If n packets are coded together, and at most k packets could be coded using reception reports alone, then n − k packets are considered to be coded due to guessing.
Q3. What is the effect of the queues at the bottlenecks?
As demands increase, the queues at the bottlenecks increase, resulting in longer wait times, and consequently allowing more time for reception reports to arrive.
Q4. How does the 802.11 protocol ensure reliability?
The 802.11 protocol ensures reliability by retransmitting the packet at the MAC layer for a fixed number of times until a synchronous ack is received.
Q5. What are the main benefits of wireless networks?
Wireless networks are indispensable; they provide the means for mobility, city-wide Internet connectivity, distributed sensing, and outdoor computing.
Q6. How many trials are run to determine the network throughput?
For each arrival rate, the authors run 10 trials, with coding on and then off (for a total of 500 experiments), and compute the network throughput in each case.
Q7. What is the probability of a packet being delivered by a neighbor?
For each neighbor, the node maintains two per-neighbor virtual queues, one for small packets (e.g., smaller than 100 bytes), and the other for large packets.
Q8. What are the proposed solutions for improving the throughput of wireless networks?
The proposed solutions range from designing better routing metrics [10, 5, 12] to tweaking the TCP protocol [33], and include improved routing and MAC protocols [6, 22, 15].
Q9. What is the effect of the MAC-allocated draining rate on the router?

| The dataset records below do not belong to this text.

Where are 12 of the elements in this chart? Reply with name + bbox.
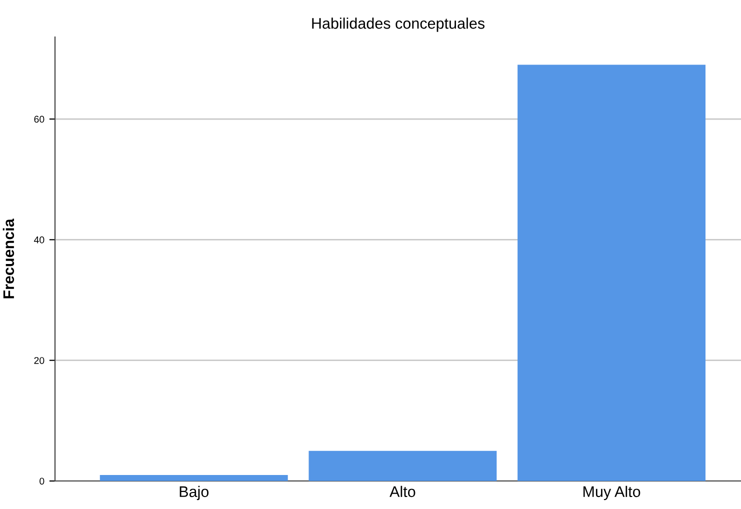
y-tick-label: 20 <box>34 357 44 364</box>
y-tick-label: 0 <box>40 478 44 485</box>
y-tick-label: 60 <box>34 116 44 123</box>
x-tick-label: Alto <box>390 486 416 498</box>
x-tick-label: Bajo <box>180 486 209 500</box>
y-tick-label: 40 <box>34 236 44 244</box>
chart-title: Habilidades conceptuales <box>312 18 485 32</box>
y-axis-title: Frecuencia <box>2 218 14 298</box>
bar <box>308 450 497 481</box>
bar <box>518 64 706 481</box>
x-tick-label: Muy Alto <box>583 486 640 500</box>
bar <box>100 474 288 481</box>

The mismatch between the traffic the router receives from the edge nodes and its MAC-allocated draining rate makes the router a bottleneck; half the packets transmitted by the edge nodes are dropped at the router’s queue.
Q10. What is the effect of coding on network throughput?
If the traffic does not exercise congestion control (e.g., UDP), COPE’s throughput improvement may substantially exceed the expected theoretical coding gain.
Q11. What is the probability of a packet being delivered to a neighbor?
In the absence of deterministic information, COPE estimates the probability that a particular neighbor has a packet as the delivery probability of the link between the packet’s previous hop and the neighbor.
Q12. What is the MAC gain of the Alice-and-Bob topology?
The Coding+MAC gain assumes all nodes continuously have some traffic to send (i.e., backlogged), but are limited by their MACallocated bandwidth.
Q13. What is the process of decoding a packet?
If the received packet is not encoded, the packet is simply stored in the Packet Pool and processed in the same fashion as a decoded packet.
Q14. What is the value of the local sequence number assigned to the packet?
Whenever the node sends a packet to that neighbor, the counter is incremented and its value is assigned to the packet as a local sequence number, Local PKT SEQ NUM.
Q15. What is the retransmission of a packet?
The packet is retransmitted multiple times until its designated MAC receiver receives the packet and acks it, or the number of retries is exceeded.